In severe cases of reflux, surgery called fundoplication may be done. Your baby’s provider may recommend this option if your child is not gaining weight because of vomiting, has frequent breathing problems, or has severe irritation in the esophagus. This is often done as a laparoscopic surgery. This method has less pain and a faster recovery time. Small cuts or incisions are made in your child’s belly. A small tube with a camera on the end is placed into one of the incisions to look inside. The surgical tools are put through the other incisions. The surgeon looks at a video screen to see the stomach and other organs. The top part of the stomach is wrapped around the esophagus. This creates a tight band. This strengthens the LES and greatly decreases reflux.

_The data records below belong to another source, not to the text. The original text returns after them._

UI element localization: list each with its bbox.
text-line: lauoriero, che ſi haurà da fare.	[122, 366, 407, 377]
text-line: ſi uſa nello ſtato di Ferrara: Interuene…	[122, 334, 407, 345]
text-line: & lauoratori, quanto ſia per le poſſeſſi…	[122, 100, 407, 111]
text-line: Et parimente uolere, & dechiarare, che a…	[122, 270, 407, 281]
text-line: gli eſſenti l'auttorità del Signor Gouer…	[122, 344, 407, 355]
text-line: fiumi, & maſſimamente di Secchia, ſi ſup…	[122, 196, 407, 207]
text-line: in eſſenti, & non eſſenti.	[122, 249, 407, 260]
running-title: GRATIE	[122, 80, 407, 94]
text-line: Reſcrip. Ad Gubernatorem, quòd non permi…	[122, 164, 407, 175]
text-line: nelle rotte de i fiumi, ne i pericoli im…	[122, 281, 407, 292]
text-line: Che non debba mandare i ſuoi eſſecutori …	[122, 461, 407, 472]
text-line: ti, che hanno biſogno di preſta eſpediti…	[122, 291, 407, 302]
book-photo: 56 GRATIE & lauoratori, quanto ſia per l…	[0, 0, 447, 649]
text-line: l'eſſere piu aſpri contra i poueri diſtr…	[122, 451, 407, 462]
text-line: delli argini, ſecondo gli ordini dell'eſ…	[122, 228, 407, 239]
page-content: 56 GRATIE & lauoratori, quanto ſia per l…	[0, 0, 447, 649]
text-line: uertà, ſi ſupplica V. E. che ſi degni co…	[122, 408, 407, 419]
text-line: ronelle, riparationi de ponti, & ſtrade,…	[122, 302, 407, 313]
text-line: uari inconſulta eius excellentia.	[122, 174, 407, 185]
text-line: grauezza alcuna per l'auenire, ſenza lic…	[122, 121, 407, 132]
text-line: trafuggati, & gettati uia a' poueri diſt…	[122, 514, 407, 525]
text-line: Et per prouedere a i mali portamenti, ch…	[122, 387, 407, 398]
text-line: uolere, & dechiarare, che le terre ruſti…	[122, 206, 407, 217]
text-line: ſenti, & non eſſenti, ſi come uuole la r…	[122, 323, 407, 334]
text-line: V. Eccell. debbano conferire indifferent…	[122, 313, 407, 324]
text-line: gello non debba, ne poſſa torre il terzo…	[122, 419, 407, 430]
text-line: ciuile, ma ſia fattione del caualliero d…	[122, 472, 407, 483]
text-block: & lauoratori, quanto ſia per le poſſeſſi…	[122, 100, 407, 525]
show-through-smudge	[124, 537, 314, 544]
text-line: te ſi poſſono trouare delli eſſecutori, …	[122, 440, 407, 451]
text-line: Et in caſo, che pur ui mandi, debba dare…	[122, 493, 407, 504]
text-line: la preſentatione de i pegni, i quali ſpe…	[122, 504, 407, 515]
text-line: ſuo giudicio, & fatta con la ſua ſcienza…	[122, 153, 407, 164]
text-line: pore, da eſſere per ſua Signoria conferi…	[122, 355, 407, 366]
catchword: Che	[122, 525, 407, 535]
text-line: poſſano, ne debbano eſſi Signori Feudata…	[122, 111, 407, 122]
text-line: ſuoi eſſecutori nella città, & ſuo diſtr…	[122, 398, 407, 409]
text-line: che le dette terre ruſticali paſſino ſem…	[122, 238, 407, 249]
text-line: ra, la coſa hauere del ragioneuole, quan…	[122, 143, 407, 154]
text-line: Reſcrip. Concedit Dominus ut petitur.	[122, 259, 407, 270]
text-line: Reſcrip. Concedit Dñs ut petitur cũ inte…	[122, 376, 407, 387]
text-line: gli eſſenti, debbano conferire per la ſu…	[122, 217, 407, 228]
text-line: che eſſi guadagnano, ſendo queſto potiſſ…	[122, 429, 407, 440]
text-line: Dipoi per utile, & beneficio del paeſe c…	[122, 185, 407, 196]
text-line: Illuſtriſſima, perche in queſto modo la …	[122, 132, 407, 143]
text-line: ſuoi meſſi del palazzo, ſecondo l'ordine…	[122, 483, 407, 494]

Some babies and children who have GERD may not vomit. But their stomach contents may still move up the food pipe (esophagus) and spill over into the windpipe (trachea). This can cause asthma or pneumonia.
The vomiting that affects many babies and children with GERD can cause problems with weight gain and poor nutrition. Over time, when stomach acid backs up into the esophagus, it can also lead to:
Inflammation of the esophagus, called esophagitis
Sores or ulcers in the esophagus, which can be painful and may bleed
A lack of red blood cells, from bleeding sores (anemia)
Many babies who vomit outgrow it by the time they are about 1 year old. This happens as the LES gets stronger. For other children, taking medicines and making lifestyle and diet changes can reduce reflux, vomiting, and heartburn.
Call you child's healthcare provider if your baby or child:
Has reflux and is not gaining weight
Has signs of asthma or pneumonia. These include coughing, wheezing, or trouble breathing.
Has vomiting that continues or is vomiting blood
GERD is a long-term (chronic) digestive disorder.
GERD is a more serious and long-lasting form of gastroesophageal reflux (GER). GER is common in babies under 2 years old. Most babies spit up a few times a day during their first 3 months. GER does not cause any problems in babies.
It happens when stomach contents come back up into the food pipe (esophagus).
Heartburn or acid indigestion is the most common symptom of GERD.
Vomiting can cause problems with weight gain and poor nutrition.
In many cases, GERD can be eased by diet and lifestyle changes.
Sometimes medicines, tube feedings, or surgery may be needed.
Tips to help you get the most from a visit to your child’s healthcare provider:
Know the reason for the visit and what you want to happen.
Before your visit, write down questions you want answered.
At the visit, write down the name of a new diagnosis, and any new medicines, treatments, or tests. Also write down any new instructions your provider gives you for your child.
Know why a new medicine or treatment is prescribed and how it will help your child. Also know what the side effects are.
Ask if your child’s condition can be treated in other ways.
Know why a test or procedure is recommended and what the results could mean.
Know what to expect if your child does not take the medicine or have the test or procedure.
If your child has a follow-up appointment, write down the date, time, and purpose for that visit.
Know how you can contact your child’s provider after office hours. This is important if your child becomes ill and you have questions or need advice.